A three-month-old infant, Izabella Myers, is undergoing a critical medical procedure to prevent her face from drooping due to being born with a single eye. In an effort to keep her left orbit from closing as her skull develops, Izabella began wearing a conformer.

Now at nine months, Izabella is being fitted with progressively larger clear spheres every two weeks to prepare for a prosthetic eye. These expanders are designed to stretch her socket and absorb fluid from the surrounding skin, creating enough space for the artificial eye.

The necessity for a glass eye lies in ensuring symmetrical facial development for Izabella, as currently, the left side of her face droops by about half an inch. However, her mother, 27-year-old Alexis Miller from Pennsylvania, has mixed feelings about the procedure.

Miller expressed, “Medically, Izabella needs a prosthetic eye, but if it wasn’t necessary, I would prefer to wait until she could decide for herself. The day she gets the eye will be mixed with emotions. I adore her as she is, and she’ll look different with two eyes. I don’t feel she needs to change to fit societal norms.”

Diagnosed with microphthalmia, a rare condition where one or both eyeballs are abnormally small, Izabella’s condition was first detected during a 20-week prenatal scan. Subsequent examinations indicated that her left eye began to develop but then ceased to grow.

The absence of vision on her left side means Izabella must turn her body to see clearly and is currently working with a therapist to strengthen her right eye’s vision.

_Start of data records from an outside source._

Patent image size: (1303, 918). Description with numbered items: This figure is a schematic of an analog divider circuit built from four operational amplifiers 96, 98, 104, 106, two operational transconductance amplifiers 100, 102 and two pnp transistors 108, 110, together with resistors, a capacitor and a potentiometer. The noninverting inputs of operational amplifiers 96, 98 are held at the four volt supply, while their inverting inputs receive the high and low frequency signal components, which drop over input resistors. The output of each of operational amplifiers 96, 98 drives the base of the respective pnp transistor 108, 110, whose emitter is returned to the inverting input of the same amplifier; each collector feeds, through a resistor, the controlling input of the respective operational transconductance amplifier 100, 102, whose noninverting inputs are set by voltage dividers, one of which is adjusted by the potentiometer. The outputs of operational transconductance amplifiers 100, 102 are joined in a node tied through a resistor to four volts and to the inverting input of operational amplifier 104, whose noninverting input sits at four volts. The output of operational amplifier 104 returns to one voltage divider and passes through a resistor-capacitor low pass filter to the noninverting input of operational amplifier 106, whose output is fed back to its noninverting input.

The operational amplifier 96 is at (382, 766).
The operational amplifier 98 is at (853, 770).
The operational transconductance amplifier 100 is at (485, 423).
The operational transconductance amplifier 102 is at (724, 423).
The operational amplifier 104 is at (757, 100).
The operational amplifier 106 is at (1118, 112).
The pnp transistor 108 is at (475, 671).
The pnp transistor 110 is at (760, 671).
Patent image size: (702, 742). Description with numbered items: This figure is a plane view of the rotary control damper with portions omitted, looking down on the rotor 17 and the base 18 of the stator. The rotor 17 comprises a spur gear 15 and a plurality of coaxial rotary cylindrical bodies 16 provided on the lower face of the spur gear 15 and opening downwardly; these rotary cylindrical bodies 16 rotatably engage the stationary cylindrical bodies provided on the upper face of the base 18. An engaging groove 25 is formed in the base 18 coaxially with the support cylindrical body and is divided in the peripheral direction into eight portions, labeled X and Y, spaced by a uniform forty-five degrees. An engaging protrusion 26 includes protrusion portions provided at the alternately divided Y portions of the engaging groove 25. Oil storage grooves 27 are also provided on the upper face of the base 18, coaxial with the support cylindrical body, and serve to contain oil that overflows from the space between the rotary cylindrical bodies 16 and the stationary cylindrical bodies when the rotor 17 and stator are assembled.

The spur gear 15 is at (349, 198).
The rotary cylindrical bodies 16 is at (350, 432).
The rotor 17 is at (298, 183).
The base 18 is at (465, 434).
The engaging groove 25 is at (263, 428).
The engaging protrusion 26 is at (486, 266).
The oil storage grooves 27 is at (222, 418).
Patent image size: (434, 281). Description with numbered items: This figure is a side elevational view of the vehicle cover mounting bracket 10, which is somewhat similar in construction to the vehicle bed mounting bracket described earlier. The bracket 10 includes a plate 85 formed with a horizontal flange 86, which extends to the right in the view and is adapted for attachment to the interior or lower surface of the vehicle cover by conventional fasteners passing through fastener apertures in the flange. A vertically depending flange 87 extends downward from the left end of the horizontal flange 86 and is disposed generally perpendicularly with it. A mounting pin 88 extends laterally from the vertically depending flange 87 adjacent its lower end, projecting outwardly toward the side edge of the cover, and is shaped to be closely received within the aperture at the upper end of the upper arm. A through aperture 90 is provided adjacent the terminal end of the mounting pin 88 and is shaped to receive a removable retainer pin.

“The news initially devastated me. No parent wishes for their child to face such challenges. But when Izabella was born, I found her absolutely beautiful,” Miller shared.

Further research revealed that this condition was inherited from her father, Eric Myers, 35, whose great grandmother also had microphthalmia. Izabella can blink and cry with her left socket, which remains open when she sleeps.

Currently, Izabella draws attention and questions from onlookers. “As she grows, I worry about how she will be perceived and treated, especially at school. Even with a prosthetic, it will be noticeable that she’s different. But I’ll always remind her to ignore negative comments and believe in her abilities,” Miller stated.

Miller also recounted that her older daughter, Kyliegh, aged eight, was initially frightened by Izabella’s appearance but has since grown to understand and love her sister. Kyliegh now confidently explains to others about Izabella’s unique birth and reassures that she is no different from anyone else.